Le parti si ritroveranno quindi il 9 ottobre, davanti al collega Emanuele Lazzàro, per discutere della posizione dei tre imputati comuni (Di Bernardo, Franco Pirelli Marti e Gianni Moro) e degli altri (Pelizzo, Gianni Cibin e Daniele Lago, oltre alla Popolare di Cividale scarl e alla Banca di Cividale spa) “trascinati”, ciascuno con le proprie ipotesi di reato, nella nuova e più ampia cornice giudiziaria.
Quanto alla costituzione di parte civile della banca: il nuovo presidente parla di un atto dovuto e, soprattutto, sofferto. Promosso a tutela dell’immagine della banca e dei suoi soci. Ma costato carissimo, in termini umani e relazionali. Graziano Tilatti, il manager chiamato a raccogliere l’eredità lasciata da Lorenzo Pelizzo dopo oltre 40 anni di ininterrotta presidenza, parla con il cuore in mano.

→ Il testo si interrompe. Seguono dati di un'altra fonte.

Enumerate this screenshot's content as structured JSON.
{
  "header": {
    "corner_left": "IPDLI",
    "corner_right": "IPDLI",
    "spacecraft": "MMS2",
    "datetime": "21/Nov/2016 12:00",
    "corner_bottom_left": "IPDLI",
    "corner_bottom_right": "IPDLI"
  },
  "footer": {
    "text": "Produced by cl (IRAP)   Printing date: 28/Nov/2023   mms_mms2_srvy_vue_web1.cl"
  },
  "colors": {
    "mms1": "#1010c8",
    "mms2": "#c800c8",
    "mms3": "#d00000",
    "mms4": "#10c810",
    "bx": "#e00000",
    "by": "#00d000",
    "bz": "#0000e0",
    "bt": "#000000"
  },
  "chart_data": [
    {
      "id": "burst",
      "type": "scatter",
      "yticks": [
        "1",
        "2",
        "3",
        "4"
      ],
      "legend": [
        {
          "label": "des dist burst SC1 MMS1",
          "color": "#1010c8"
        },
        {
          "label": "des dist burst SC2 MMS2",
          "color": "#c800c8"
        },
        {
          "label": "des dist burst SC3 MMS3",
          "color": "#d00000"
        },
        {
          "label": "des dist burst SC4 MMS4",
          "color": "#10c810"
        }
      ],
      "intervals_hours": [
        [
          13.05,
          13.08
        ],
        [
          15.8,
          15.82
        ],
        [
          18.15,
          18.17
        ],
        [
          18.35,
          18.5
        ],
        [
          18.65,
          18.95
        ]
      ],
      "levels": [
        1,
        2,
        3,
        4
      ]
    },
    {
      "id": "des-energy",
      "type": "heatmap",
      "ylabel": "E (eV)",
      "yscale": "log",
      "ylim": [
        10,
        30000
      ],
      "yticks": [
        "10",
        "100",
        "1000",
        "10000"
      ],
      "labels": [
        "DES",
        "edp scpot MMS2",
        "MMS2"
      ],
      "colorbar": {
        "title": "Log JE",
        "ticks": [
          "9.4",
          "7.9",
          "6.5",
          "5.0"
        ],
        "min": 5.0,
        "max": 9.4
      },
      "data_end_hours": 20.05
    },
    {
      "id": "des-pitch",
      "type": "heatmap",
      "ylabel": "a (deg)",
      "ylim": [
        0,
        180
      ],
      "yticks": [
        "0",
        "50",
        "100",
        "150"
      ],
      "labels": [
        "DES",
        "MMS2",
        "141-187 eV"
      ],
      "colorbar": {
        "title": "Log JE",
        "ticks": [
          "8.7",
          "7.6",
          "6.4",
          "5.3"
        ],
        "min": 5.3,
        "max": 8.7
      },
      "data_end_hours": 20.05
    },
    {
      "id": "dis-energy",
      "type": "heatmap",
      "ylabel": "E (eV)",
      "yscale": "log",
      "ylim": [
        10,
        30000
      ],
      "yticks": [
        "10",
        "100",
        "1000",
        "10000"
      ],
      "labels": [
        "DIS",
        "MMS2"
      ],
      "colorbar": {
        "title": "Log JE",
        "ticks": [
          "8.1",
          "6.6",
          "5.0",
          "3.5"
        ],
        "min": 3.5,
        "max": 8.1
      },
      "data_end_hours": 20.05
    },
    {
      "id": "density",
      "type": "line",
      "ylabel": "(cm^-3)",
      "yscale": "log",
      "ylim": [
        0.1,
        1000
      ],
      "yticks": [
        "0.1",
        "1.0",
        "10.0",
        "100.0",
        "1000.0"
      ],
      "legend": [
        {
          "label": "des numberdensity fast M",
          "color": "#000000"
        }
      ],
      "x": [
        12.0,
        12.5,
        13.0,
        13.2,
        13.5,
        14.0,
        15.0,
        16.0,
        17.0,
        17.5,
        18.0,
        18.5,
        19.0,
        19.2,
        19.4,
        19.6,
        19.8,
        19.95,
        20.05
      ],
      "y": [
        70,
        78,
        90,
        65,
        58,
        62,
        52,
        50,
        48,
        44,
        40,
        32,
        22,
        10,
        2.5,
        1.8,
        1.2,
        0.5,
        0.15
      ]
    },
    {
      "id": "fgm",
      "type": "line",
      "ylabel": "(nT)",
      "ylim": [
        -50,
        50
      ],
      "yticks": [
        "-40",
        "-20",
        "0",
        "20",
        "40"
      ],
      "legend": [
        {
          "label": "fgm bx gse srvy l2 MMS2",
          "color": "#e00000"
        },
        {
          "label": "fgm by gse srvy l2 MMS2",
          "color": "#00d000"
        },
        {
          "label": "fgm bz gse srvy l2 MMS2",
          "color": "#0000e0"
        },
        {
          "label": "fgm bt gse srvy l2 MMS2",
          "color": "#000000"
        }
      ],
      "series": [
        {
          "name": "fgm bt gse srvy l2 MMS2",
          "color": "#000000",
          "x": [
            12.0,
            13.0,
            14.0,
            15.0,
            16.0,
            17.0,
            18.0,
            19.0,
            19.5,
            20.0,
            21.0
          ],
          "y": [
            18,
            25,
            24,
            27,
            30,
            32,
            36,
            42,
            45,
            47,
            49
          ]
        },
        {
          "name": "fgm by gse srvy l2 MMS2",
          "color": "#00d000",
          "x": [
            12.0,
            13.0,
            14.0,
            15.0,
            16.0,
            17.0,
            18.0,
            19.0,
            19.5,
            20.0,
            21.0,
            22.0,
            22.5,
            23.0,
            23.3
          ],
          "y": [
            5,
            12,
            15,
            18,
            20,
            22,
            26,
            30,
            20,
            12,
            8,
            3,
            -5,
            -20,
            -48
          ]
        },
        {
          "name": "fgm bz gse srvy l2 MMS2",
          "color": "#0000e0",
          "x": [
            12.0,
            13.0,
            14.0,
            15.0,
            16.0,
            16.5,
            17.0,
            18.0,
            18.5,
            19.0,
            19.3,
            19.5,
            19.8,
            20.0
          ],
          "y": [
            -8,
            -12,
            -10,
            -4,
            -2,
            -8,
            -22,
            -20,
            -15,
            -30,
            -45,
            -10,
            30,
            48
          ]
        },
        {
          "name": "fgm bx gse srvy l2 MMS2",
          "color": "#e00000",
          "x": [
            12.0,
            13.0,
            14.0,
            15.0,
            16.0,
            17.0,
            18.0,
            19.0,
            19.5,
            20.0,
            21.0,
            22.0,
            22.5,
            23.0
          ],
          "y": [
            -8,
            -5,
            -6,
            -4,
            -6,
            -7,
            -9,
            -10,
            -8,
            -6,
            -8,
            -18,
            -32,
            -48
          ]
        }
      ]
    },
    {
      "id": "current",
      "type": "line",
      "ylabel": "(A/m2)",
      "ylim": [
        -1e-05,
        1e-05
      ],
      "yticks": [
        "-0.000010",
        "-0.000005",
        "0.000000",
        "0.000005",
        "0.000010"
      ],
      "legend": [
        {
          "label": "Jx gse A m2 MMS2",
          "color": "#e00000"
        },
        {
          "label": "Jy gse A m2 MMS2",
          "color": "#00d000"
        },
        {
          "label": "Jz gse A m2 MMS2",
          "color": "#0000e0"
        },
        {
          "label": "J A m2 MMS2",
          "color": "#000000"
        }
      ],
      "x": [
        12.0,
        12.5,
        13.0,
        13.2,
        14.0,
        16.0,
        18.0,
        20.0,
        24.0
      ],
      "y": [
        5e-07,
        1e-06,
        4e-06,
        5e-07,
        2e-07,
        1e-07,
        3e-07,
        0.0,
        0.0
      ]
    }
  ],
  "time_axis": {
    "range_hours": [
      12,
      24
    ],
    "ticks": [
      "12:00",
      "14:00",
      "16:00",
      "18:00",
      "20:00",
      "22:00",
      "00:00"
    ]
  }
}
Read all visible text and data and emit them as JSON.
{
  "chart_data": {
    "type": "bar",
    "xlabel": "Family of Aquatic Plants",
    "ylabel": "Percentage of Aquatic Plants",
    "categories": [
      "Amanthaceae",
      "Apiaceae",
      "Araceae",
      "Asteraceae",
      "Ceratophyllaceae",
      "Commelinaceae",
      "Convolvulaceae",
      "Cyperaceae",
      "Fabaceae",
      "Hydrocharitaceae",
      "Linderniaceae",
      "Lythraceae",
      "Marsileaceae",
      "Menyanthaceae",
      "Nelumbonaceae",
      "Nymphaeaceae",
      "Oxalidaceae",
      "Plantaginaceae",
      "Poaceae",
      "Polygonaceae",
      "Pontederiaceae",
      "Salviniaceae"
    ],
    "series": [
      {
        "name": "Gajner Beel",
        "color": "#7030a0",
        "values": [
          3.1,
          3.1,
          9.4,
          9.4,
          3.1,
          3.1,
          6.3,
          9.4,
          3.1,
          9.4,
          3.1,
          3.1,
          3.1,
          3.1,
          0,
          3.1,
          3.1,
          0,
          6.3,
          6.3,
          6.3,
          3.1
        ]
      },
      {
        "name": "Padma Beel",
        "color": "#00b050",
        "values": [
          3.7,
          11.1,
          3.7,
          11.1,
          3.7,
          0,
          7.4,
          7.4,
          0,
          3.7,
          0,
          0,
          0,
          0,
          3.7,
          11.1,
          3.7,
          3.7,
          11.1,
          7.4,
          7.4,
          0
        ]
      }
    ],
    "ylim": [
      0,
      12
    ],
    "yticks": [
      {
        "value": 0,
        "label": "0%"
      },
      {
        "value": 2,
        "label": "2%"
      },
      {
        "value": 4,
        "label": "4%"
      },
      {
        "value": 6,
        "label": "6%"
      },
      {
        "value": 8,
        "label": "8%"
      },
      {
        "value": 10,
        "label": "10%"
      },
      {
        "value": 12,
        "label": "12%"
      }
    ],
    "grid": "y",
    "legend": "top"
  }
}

Lo fa dopo che il legale che assiste la Banca popolare di Cividale, nel procedimento per estorsione o corruzione tra privati a carico dei suoi ex vertici, ha chiesto e ottenuto dal giudice l’ammissione dell’istituto di credito alla costituzione di parte civile. E lo fa nel giorno in cui il gup del tribunale di Udine, Paolo Alessio Vernì, davanti al quale mercoledì si era aperta l’udienza preliminare, ha disposto la riunione del procedimento a quello per il crac Fingestim, nel quale figurano coinvolti tre dei sei imputati.
Tre gli aspetti che Tilatti tiene a precisare. «Innanzitutto vanno tenute distinte le singole posizioni degli indagati sulla base delle contestazioni loro mosse e degli accertamenti interni effettuati - ha detto il neo-presidente -. In secondo luogo, in tutta questa vicenda la banca risulta essere parte lesa a prescindere dagli esiti dell’azione penale della Procura. Infine, la costituzione di parte civile della Popolare di Cividale è da considerarsi un atto dovuto a tutela dell’immagine dell’istituto stesso e dei soci».
Era stato il Cda della Popolare, la settimana scorsa, a soffermarsi sul tema e - fanno sapere dalla banca - «non senza sofferenza» a deliberare in tal senso. Da qui, l’esigenza di «separare gli aspetti giudiziari dalle vicende umane delle singole persone coinvolte, a cui va garantita la presunzione di non colpevolezza sino al termine del procedimento». Discorso, questo, tanto più valido per l’ex presidente Lorenzo Pelizzo, «che di sua iniziativa - ricorda Tilatti -, appena la Procura ha avviato le indagini a suo carico, aveva richiesto accertamenti interni alla banca in relazione al proprio operato e dai quali nulla è emerso, come confermato anche da una parere legale “pro veritate” commissionato dal Cda».
Nel ribadire la stima raccolta dal suo predecessore in tutti gli ambienti in cui ha operato e opera, Tilatti non ha esitato invece a stigmatizzare la decisione di alcuni soci-azionisti di costituirsi a propria volta parte civile, per ottenere l’eventuale risarcimento.
«Fermo restando i diritti di ciascuno di agire in giudizio - ha detto -, considero tali iniziative il proseguimento di una lunga, nonché lacerante azione perpetrata nei confronti dei vertici dell’istituto cividalese, che in questo momento di grave congiuntura economica necessita di coesione tra tutte le sue componenti». Il messaggio finale è alla clientela, che il presidente ha voluto rassicurare «rispetto alla solidità e strategia di crescita della banca».